For instance, take the sandwich I made yesterday. It's based on a muffuletta, but it wasn't as simple as removing the meat and cheese and shoving a vegetable in there in its place. You have to think to yourself exactly what it is that made the meat and cheese work so well in the first place. For me, the success lay in the texture—moist and compact, but still toothsome and giving, and the balance of flavors—funky, salty, sour, herbal, and a few dried fruit notes from the well-aged cured meats. Juicy, garlicky broccoli rabe braised in a dry white wine provide moisture and texture, roasted peppers a bit of fruity tartness and smoky depth, marinated artichoke hearts are herbal and funky, and sun dried tomatoes have that dried fruit thing going. Stick'em together, and—hey!—you got something that works just as well as the original and for all the same reasons, while simultaneously being brand new.
The best bites of the nachos are the ones that balance crunch, creaminess, moisture, savoriness, heat, and bright acidic bite, so for my Vegan Frito Pie, I made sure to hit all those elements with every bite, despite not using the same ingredients you'd find in a classic Frito pie.

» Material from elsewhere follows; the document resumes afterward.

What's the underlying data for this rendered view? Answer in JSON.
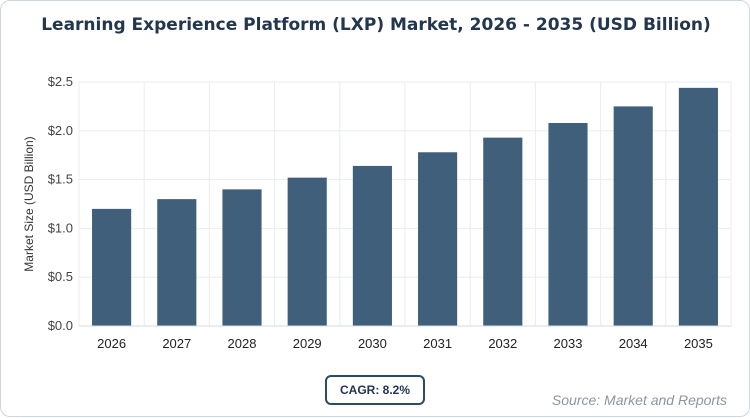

You get the picture. The difference between the two types of cooks really comes down to intelligent design vs. evolution. Some of you may fall into the demi-god-like category of the former, and I greatly admire you. Most of us probably fall into the latter, and you know what? I admire you even more, quietly tinkering away, making tiny improvements that over time can grow a small idea into a complex and wonderful cuisine. Western-style vegan food is still very much in the nascent stages of its development. On the evolutionary timeline, we've barely made it past multicellular organisms, but we're just getting rolling, and we've already seen some pretty great things along the way.